Asynchronous or Synchronous
AC electric motors are either asynchronous or synchronous.
A synchronous motor is synced with the moving magnetic field speed for all normal torque conditions. The magnetic field must be provided by a method other than induction such as separately stimulated windings or from permanent magnets.
It is worth noting that within all of the principles laid out above, none actually require that the rotor actually is required to rotate. Torque can be exerted upon the windings of the electromagnets and one way of taking advantage of this is with the “coreless (ironless DC motor). This is a form of DC motor which is built for very quick acceleration. The rotor itself can be constructed as a winding-filled cylinder, or perhaps a self-supporting structure which comprises purely of a magnet wire and bonding material.
The rotor itself can then fit inside the stator magnets. A different type of construction sees the rotor winding wrapped around the stator magnets where the rotor is able to fit inside a magnetically soft cylinder which is able to serve as the motor housing.
The reason this type of motor can experience fast acceleration is due to the rotor being formed from copper or aluminium resulting in a much lighter mass weight.
Pancake / ServoDisc / Axial rotor motor
Known by other names such as the ServoDisc, the Pancake motor has a very flat profile and has windings shaped as a disc running between many high flux magnets.
The unique advantage of this type of motor is that torque variations caused by changing attraction between the iron and the magnets greatly improves efficiency, but variable-speed controllers must use a higher switching rate because of the decrease in electromagnetic induction.
These motors were originally invented to drive the capstan(s) of magnetic tape drives in the burgeoning computer industry, where minimal time to reach operating speed and minimal stopping distance were critical.
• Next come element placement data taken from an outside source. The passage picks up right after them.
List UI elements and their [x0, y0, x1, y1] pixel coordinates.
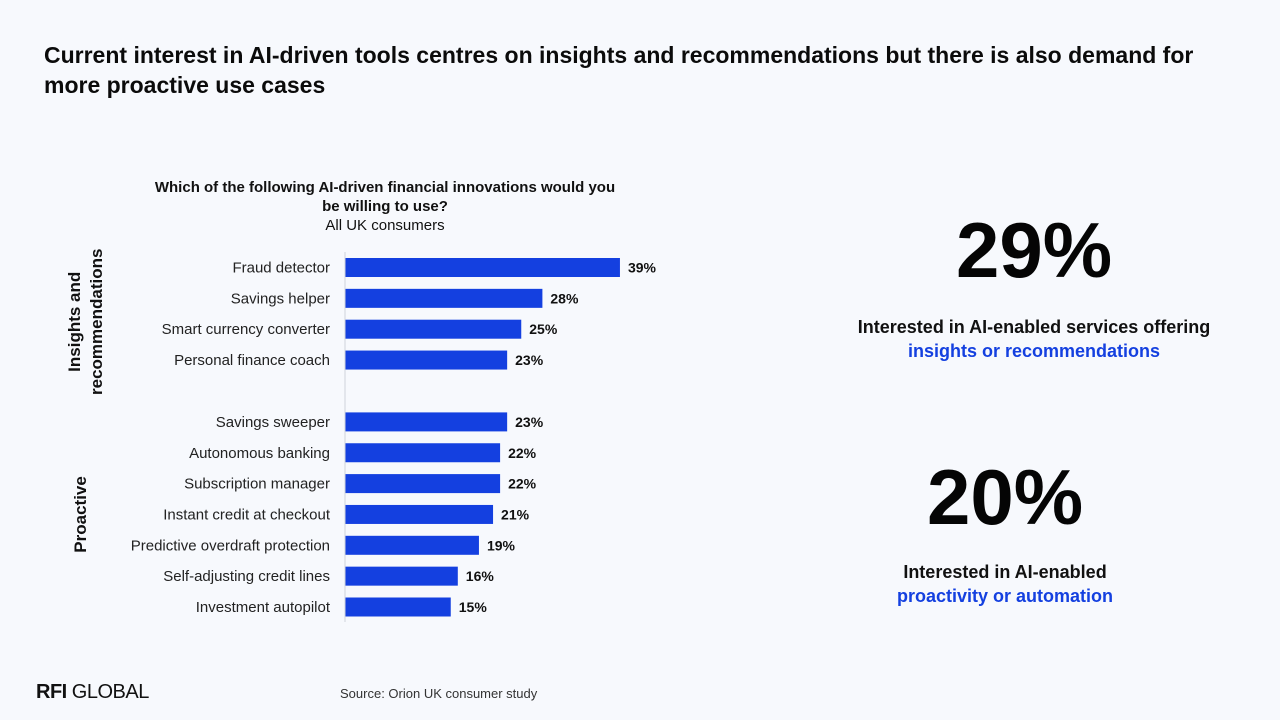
category-label: Savings helper [231, 290, 330, 307]
bar [345, 597, 451, 617]
source-note: Source: Orion UK consumer study [340, 686, 538, 701]
bar [345, 566, 458, 586]
stat-proactive-description: Interested in AI-enabled proactivity or … [870, 560, 1140, 608]
rfi-global-logo: RFI GLOBAL [36, 681, 149, 704]
data-label: 23% [515, 352, 544, 368]
category-label: Fraud detector [232, 260, 330, 277]
data-label: 39% [628, 260, 657, 276]
stat-proactive-value: 20% [926, 453, 1084, 541]
stat-insights-text: Interested in AI-enabled services offeri… [857, 317, 1211, 337]
category-label: Personal finance coach [174, 352, 330, 369]
bar [345, 535, 479, 555]
data-label: 22% [508, 476, 537, 492]
category-label: Instant credit at checkout [163, 506, 331, 523]
bar [345, 258, 620, 277]
page-title: Current interest in AI-driven tools cent… [44, 42, 1194, 98]
data-label: 21% [501, 506, 530, 522]
bar [345, 504, 494, 524]
data-label: 16% [466, 568, 495, 584]
logo-rest-text: GLOBAL [71, 681, 150, 703]
stat-proactive-highlight: proactivity or automation [896, 586, 1114, 606]
chart-question: Which of the following AI-driven financi… [154, 179, 616, 215]
bar [345, 319, 522, 339]
stat-insights: 29% Interested in AI-enabled services of… [850, 205, 1218, 363]
category-label: Smart currency converter [162, 321, 330, 338]
bar [345, 474, 501, 494]
data-label: 23% [515, 414, 544, 430]
category-label: Self-adjusting credit lines [163, 568, 330, 585]
stat-insights-value: 29% [955, 206, 1113, 294]
logo-bold-text: RFI [36, 681, 67, 703]
stat-proactive-text: Interested in AI-enabled [903, 562, 1107, 582]
group-label-insights: Insights and recommendations [65, 249, 106, 395]
category-label: Autonomous banking [189, 445, 330, 462]
category-label: Savings sweeper [216, 414, 330, 431]
bar [345, 412, 508, 432]
bar [345, 350, 508, 370]
stat-insights-highlight: insights or recommendations [907, 341, 1161, 361]
chart-title-block: Which of the following AI-driven financi… [150, 178, 620, 235]
category-label: Investment autopilot [196, 599, 331, 616]
category-label: Predictive overdraft protection [131, 537, 330, 554]
data-label: 15% [459, 599, 488, 615]
bar-chart: Fraud detector 39% Savings helper 28% Smart … [65, 249, 657, 622]
data-label: 22% [508, 445, 537, 461]
group-label-proactive: Proactive [71, 476, 90, 553]
data-label: 28% [550, 290, 579, 306]
bar [345, 443, 501, 463]
chart-subtitle: All UK consumers [325, 217, 445, 234]
stat-insights-description: Interested in AI-enabled services offeri… [850, 315, 1218, 363]
stat-proactive: 20% Interested in AI-enabled proactivity… [870, 452, 1140, 608]
data-label: 19% [487, 537, 516, 553]
data-label: 25% [529, 321, 558, 337]
bar [345, 288, 543, 308]
category-label: Subscription manager [184, 476, 330, 493]
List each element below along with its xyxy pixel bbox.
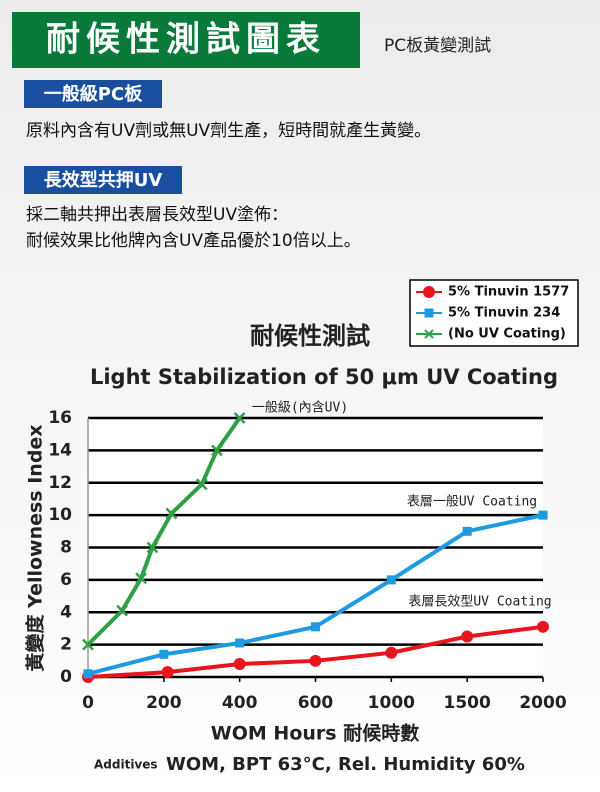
section-heading: 長效型共押UV	[44, 169, 163, 191]
marker	[235, 638, 245, 648]
section-box	[24, 166, 182, 194]
marker	[211, 444, 223, 457]
marker	[161, 666, 174, 679]
marker	[385, 646, 398, 659]
y-tick-label: 10	[48, 505, 72, 525]
chart-title: 耐候性測試	[250, 322, 370, 350]
legend-label: (No UV Coating)	[448, 327, 566, 342]
y-tick-label: 4	[60, 602, 72, 622]
y-tick-label: 0	[60, 667, 72, 687]
marker	[195, 478, 208, 491]
section-box	[24, 80, 162, 108]
legend-marker	[424, 329, 434, 339]
y-axis-label: 黃變度 Yellowness Index	[24, 424, 47, 671]
x-tick-label: 2000	[519, 693, 566, 713]
marker	[82, 638, 94, 651]
y-tick-label: 6	[60, 570, 72, 590]
x-tick-label: 400	[222, 693, 258, 713]
marker	[135, 572, 147, 585]
marker	[233, 412, 246, 424]
note-prefix: Additives	[94, 758, 158, 772]
section-text: 耐候效果比他牌內含UV產品優於10倍以上。	[26, 231, 361, 251]
marker	[537, 620, 549, 633]
legend-marker	[424, 308, 434, 318]
y-tick-label: 12	[48, 473, 72, 493]
section-text: 採二軸共押出表層長效型UV塗佈：	[26, 204, 288, 225]
legend-marker	[423, 286, 435, 298]
marker	[462, 526, 472, 536]
y-tick-label: 16	[48, 408, 72, 428]
x-tick-label: 1000	[368, 693, 415, 713]
marker	[461, 630, 474, 643]
marker	[311, 622, 320, 632]
legend-label: 5% Tinuvin 1577	[448, 285, 569, 300]
annotation: 表層長效型UV Coating	[408, 595, 551, 610]
page-title: 耐候性測試圖表	[46, 20, 326, 60]
marker	[159, 649, 169, 659]
x-tick-label: 0	[82, 693, 94, 713]
marker	[309, 654, 322, 667]
marker	[538, 510, 548, 520]
marker	[233, 658, 246, 671]
x-tick-label: 200	[146, 693, 182, 713]
marker	[165, 507, 178, 520]
marker	[386, 575, 396, 585]
y-tick-label: 14	[48, 440, 72, 460]
x-axis-label: WOM Hours 耐候時數	[211, 722, 419, 745]
x-tick-label: 600	[298, 693, 334, 713]
title-box	[12, 12, 360, 68]
x-tick-label: 1500	[444, 693, 491, 713]
note: WOM, BPT 63°C, Rel. Humidity 60%	[166, 754, 525, 775]
chart-subtitle: Light Stabilization of 50 μm UV Coating	[90, 365, 558, 389]
annotation: 一般級(內含UV)	[252, 400, 348, 416]
page-subtitle: PC板黃變測試	[384, 36, 491, 56]
legend-label: 5% Tinuvin 234	[448, 306, 560, 321]
section-text: 原料內含有UV劑或無UV劑生產，短時間就產生黃變。	[26, 121, 431, 141]
series-line	[86, 416, 242, 647]
marker	[116, 604, 129, 617]
y-tick-label: 8	[60, 538, 72, 558]
section-heading: 一般級PC板	[44, 83, 143, 105]
annotation: 表層一般UV Coating	[407, 494, 537, 510]
marker	[83, 669, 93, 679]
y-tick-label: 2	[60, 635, 72, 655]
marker	[146, 541, 159, 554]
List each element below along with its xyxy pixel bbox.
Pancake motors are still widely used in high-performance servo-controlled systems but where initially designed to drive the capstan within magnetic tape drives. Thanks to the variety of construction techniques now available they tend be is used in applications from high temperature military to low cost basic servos.
There are a number of other types of motor which are used for different circumstances. These include (but not limited to):
Servomotors are used in areas like machine tools and pen plotters as well as other process systems and as such are designed for speed, torque, and power. Dynamic response characteristics such as winding inductance and rotor inertia are also important.
A servo system differs from some stepper motor applications in that the position feedback is continuous while the motor is running; a stepper system relies on the motor not to “miss steps” for short term accuracy, although a stepper system may include a “home” switch or other element to provide long-term stability of control. For instance, when a typical dot matrix computer printer starts up, its controller makes the print head stepper motor drive to its left-hand limit, where a position sensor defines home position and stops stepping. As long as power is on, a bidirectional counter in the printer’s microprocessor keeps track of print-head position.
Stepper motors are a type of motor frequently used when precise rotations are required. In a stepper motor salient poles are controlled by a set of external magnets that are switched electronically. The stepper motor may not rotate continuously; instead, it “steps” from one position to the next as field windings are energised and de-energised in sequence. Depending upon the sequence these rotors may turn backwards or forwards, may change direction, stop, speed up or slow down arbitrarily at any time.
Stepper motors are often used in computer printers, optical scanners, and digital photocopiers to move the optical scanning element, the print head carriage (of dot matrix and inkjet printers), and the platen or feed rollers. Also quartz analog wristwatches contain tiny stepping motors.